Researchers pool talents to solve water waste
A dip in a cool blue swimming pool can be just what the doctor ordered on these sweltering summer days. Lucky for us there are plenty of pools on the planet — some 9 million residential and 300,000 commercial pools in the U.S. alone. But what happens with all that water when we’re done with it?
Most pools are maintained with chemicals to keep harmful bacteria from growing in the water. These chemicals include cyanuric acid, which keeps chlorine from degrading under sunlight. Once it begins to degrade, more of the compound must be added. Eventually, concentrations of cyanuric acid reach a level that impairs chlorine disinfection and the pool water has to be drained and discarded. Fresh water is added and the process begins again.
Considering billions of gallons of water a year are dumped in the U.S. alone — along with the chemicals and energy that went in to clean and heat it — there’s a big water conservation opportunity, says Institute on the Environment fellow Lawrence Wackett, a professor in the College of Biological Sciences.
“In the not-too-distant future, water will be more precious than oil. We need to do a better job of reusing it,” Wackett says.

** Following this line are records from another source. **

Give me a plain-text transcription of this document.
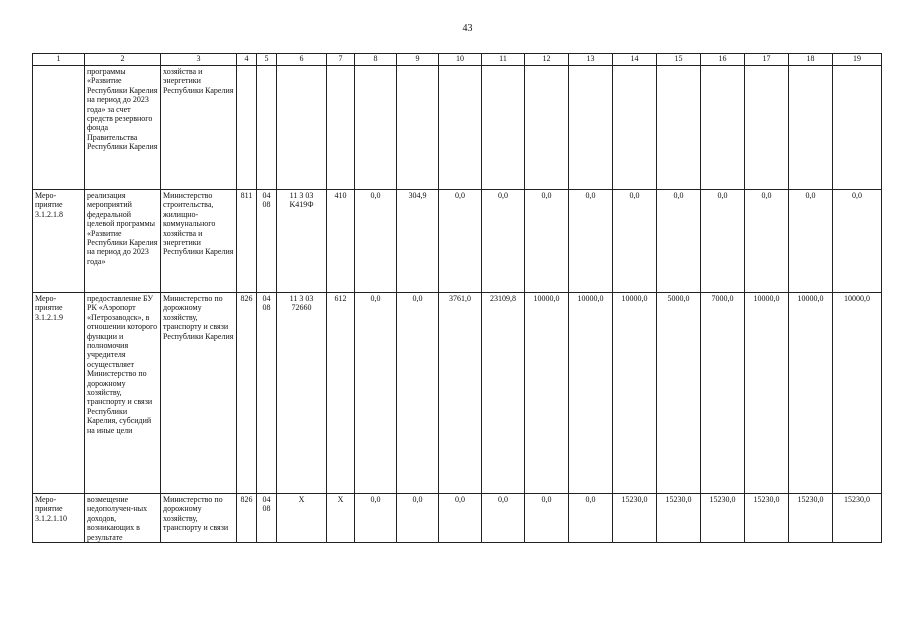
43
1	2	3	4	5	6	7	8	9	10	11	12	13	14	15	16	17	18	19
	программы «Развитие Республики Карелия на период до 2023 года» за счет средств резервного фонда Правительства Республики Карелия	хозяйства и энергетики Республики Карелия																
Меро-приятие 3.1.2.1.8	реализация мероприятий федеральной целевой программы «Развитие Республики Карелия на период до 2023 года»	Министерство строительства, жилищно-коммунального хозяйства и энергетики Республики Карелия	811	04 08	11 3 03 K419Ф	410	0,0	304,9	0,0	0,0	0,0	0,0	0,0	0,0	0,0	0,0	0,0	0,0
Меро-приятие 3.1.2.1.9	предоставление БУ РК «Аэропорт «Петрозаводск», в отношении которого функции и полномочия учредителя осуществляет Министерство по дорожному хозяйству, транспорту и связи Республики Карелия, субсидий на иные цели	Министерство по дорожному хозяйству, транспорту и связи Республики Карелия	826	04 08	11 3 03 72660	612	0,0	0,0	3761,0	23109,8	10000,0	10000,0	10000,0	5000,0	7000,0	10000,0	10000,0	10000,0
Меро-приятие 3.1.2.1.10	возмещение недополучен-ных доходов, возникающих в результате	Министерство по дорожному хозяйству, транспорту и связи	826	04 08	Х	Х	0,0	0,0	0,0	0,0	0,0	0,0	15230,0	15230,0	15230,0	15230,0	15230,0	15230,0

Wackett is leading a project aimed at developing a device to filter up to 100,000 gallons of chemical-laden pool water on site. It takes advantage of a common process called bioremediation that employs bacteria to consume toxins in water. What’s unique here is that the filter can be made to “snap into existing systems,” says Wackett.
Wackett says the device wouldn’t have been possible without support from institutions such as the University of Minnesota’s BioTechnology Institute and IonE that promote people with different ideas getting together.
“We have a good team with different strengths,” Wackett says. “My partner, Al, is a mechanical engineer. He was able to take the chemical process and design a body to house it and make it work.”
“Al” Alptekin Aksan, an associate professor in the College of Science and Engineering and the project co-lead, says they faced three big engineering challenges.
“The first was creating an isolated environment that can protect the toxin-degrading bacteria. Second, since few companies are willing to spend money to change their systems, the filter needs to be designed to function within an existing system. Third, companies that need to conduct bioremediation want it done quickly and cheaply, so the filter needs to be affordable and also scalable up to millions of gallons a day,” he says.
With guidance from the University’s Office for Technology Commercialization, which connects scientists to industry leaders who can help put their inventions into practice, Wackett and Aksan patented their bioremediation technology and licensed it to Minnepura Technologies, a company they co-founded in 2014. The company has developed and is currently testing and evaluating several prototypes, and expects a product to be available in 2017 through several global distribution partners.
“We have an opportunity to prevent up to 100 billion gallons of water a year from being wasted from swimming pools, not to mention the energy and chemicals,” says Paul Hansen, Minnepura’s CEO.
The company is also looking into other uses of the filtration device, which can be adapted to clean up a wide variety of chemicals.
“We’re exploring other solutions to clean water that would otherwise be unusable, including removing pesticides from agricultural runoff,” Wackett says. “The challenges there are to scale it up to the size of a field and figuring out how to capture the water for filtration.” Other uses include scrubbing hydrocarbons from water used in energy generation as well removing pharmaceuticals from drinking water, he says. They’re also working on biodegradation processes for chemicals such as aromatic hydrocarbons, developing innovative approaches in which oxygen is delivered by one bacterium that supports degradation by another bacterium.
“Everything comes down to water. Having clean water, not wasting water,” says Aksan. “This technology could help us save a lot of water, making it available for us to use again.”